I have no idea what a “faster” language is compared to C++, but I would want to see nontrivial metrics (forget Towers of Hanoi, Sieve of Eratosthenes, and similar toy programs. Compare code size and performance of systems 100K SLOC Source Lines of Code or better). I suspect that Microsoft C++ and gcc can run circles around GO. And take a look at Java HotSpot dynamic compilation and optimization before comparing Java to C++ or any other language. We used to see the same silly comparisons for language complexity, because you could implement “Hello, world” in BASIC in only one line, but every other language took lots of lines and correct punctuation. But you couldn’t maintain 100K SLOC written in BASIC (and I mean the original BASIC, not languages like Visual BASIC, which are modern languages with a few pieces of syntax borrowed from the original Darmouth BASIC).

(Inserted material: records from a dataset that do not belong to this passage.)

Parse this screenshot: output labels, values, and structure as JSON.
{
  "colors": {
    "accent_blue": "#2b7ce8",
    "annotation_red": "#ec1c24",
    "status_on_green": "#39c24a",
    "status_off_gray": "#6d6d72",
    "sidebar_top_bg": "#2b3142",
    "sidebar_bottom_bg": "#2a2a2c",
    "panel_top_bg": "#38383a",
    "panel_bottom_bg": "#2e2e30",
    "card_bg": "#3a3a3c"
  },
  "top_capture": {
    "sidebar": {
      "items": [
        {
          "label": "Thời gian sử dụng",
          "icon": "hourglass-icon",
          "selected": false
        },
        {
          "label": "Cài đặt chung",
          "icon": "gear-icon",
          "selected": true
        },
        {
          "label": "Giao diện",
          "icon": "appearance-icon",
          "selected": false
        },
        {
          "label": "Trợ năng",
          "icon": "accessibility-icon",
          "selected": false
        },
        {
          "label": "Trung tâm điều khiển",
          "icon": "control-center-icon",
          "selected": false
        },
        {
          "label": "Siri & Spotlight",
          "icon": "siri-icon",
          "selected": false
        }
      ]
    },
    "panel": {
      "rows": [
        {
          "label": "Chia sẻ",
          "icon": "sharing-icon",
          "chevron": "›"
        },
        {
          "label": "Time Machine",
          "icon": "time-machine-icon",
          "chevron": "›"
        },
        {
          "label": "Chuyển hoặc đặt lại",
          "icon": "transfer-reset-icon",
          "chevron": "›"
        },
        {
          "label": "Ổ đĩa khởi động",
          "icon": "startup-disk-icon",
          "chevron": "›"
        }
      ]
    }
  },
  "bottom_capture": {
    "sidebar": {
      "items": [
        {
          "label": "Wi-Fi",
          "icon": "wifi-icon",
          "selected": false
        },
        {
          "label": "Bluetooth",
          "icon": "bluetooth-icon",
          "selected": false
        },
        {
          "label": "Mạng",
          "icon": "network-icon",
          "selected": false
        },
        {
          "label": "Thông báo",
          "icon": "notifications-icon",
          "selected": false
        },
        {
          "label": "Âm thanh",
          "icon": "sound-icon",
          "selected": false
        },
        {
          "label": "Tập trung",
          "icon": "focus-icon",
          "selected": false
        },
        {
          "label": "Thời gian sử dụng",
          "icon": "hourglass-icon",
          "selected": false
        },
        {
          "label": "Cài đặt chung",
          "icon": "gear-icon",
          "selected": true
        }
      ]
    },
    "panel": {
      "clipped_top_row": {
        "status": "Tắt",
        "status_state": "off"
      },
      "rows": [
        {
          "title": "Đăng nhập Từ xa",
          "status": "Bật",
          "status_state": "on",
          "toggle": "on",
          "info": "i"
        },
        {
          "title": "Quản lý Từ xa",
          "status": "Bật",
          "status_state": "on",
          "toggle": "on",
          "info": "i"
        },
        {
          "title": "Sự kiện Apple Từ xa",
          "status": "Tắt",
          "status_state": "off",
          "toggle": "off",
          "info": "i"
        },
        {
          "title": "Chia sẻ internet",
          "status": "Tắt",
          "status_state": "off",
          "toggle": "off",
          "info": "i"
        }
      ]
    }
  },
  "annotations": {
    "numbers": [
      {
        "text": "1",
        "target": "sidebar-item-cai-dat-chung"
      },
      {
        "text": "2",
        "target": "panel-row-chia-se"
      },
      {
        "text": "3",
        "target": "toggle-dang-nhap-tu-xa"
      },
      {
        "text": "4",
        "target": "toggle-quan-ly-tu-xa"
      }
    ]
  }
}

A good optimizing compiler can take you through a dozen levels of abstraction and generate half an instruction. I don’t trust anyone who says “Language X is faster than Language Y” unless they give details of the metrics they used. Anyone can write a compiler that makes trivial code examples run quickly. Professional compilers can make 100K SLOC be smaller or faster,, independent of the source language.
Each time we added an optimization to the compiler, we knew that it might improve the code by 1%-3%. But put a couple hundred such optimizations in, and “compound interest” wins big. Some years ago, IBM was dismayed that under SPECMark array benchmarks, their compiler ran at 45 SPECMarks and Sun’s ran at 61 (bigger is better). So they wrote a program that took a configuration of the cache behavior of different models of their RISC6000, and wrote a FORTRAN program that took, as input, a FORTRAN program, and produced, as output, another FORTRAN program which did the exact same computation, but segmented the data to maximize cache hits. They ran the array example through this and got a score of…wait for it…900! Many modern FORTRAN compilers now incorporate these transformations internally (this experiment was done in the early 1990s).
Debates about “faster” languages are just plain silly. It’s the compiler that makes the difference.